Illinois House Republican Leader Jim Durkin, R-Western Springs, said the budget lawmakers passed in the spring was balanced on wishful thinking over concerns raised by Republicans.
“Governor Pritzker, President Harmon and [House Speaker] Mike Madigan were repeatedly warned about the dire shortfalls in the fantasy budget that relied upon the passage of the graduated tax and a ‘fingers crossed’ hope for a federal bailout,” Durkin said in a statement. “Instead of living within our means, they attempted to trick voters into raising taxes, and were sorely rejected by Democrat, Republican and Independent voters across the state. We hope the Governor uses his authority to call the General Assembly into session so that we can look to move Illinois forward by fixing the problems the Democrats have created.”
Illinois Senate Republican Leader-Designate Dan McConchie, R-Hawthorn Woods, said Pritzker only has himself and fellow Democrats to blame for the budget deficit.

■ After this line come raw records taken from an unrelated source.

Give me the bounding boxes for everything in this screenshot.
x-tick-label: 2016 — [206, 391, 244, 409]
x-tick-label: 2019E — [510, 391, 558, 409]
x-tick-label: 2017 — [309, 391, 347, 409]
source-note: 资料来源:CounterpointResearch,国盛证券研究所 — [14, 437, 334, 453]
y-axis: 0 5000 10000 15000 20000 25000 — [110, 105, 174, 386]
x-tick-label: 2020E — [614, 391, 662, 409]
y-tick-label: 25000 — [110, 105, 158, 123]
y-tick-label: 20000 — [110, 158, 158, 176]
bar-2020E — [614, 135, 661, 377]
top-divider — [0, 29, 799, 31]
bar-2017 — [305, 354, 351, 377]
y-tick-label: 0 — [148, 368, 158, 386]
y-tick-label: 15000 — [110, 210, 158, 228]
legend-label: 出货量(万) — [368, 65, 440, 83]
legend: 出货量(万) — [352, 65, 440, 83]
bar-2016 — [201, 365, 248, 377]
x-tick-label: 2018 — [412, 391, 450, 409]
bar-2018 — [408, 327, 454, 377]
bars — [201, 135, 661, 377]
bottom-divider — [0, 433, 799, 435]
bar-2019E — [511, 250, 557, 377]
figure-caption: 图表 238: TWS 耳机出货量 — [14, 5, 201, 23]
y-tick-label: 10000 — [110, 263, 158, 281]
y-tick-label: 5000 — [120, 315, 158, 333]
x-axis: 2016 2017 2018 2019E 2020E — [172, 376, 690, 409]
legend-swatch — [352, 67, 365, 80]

“The Governor can blame others all he wants for the state’s financial mess, but the fact of the matter is this is a bed of his own making,” McConchie said in a statement. “Voters fundamentally rejected his graduated tax proposal because of their lack of trust in state government, which stems from years of Springfield increasing taxes and ignoring the reforms that Republicans have put on the table time and time again. In fact, during the current budget cycle, instead of taking up spending reforms in anticipation of hard times to follow from COVID-19, Democrats and the Governor increased spending, relying on magic money from the federal government that never materialized. This is the kind of recklessness that voters know all too well and is the real reason they rejected Springfield digging deeper into people’s pockets.”
John Patterson, spokesman for Senate President Don Harmon, said Harmon is ready for the upcoming budget challenges.

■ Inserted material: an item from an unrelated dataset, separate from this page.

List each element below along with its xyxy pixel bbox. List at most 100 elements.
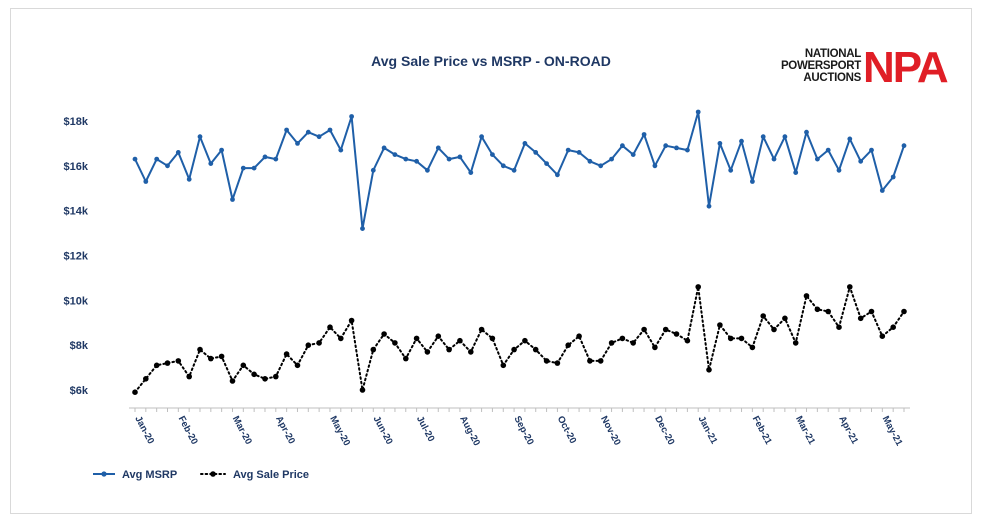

“The voters sent the message that they expect tough decisions to be made,” Patterson said. “The Senate President will review the governor’s actions as we prepare to head into another legislative session and another tough budget year. We look forward to our colleagues across the aisle offering up the Republican cuts for public review. Hopefully, Washington soon will come to its senses and realize that states and cities across this country have been wiped out financially by this virus.”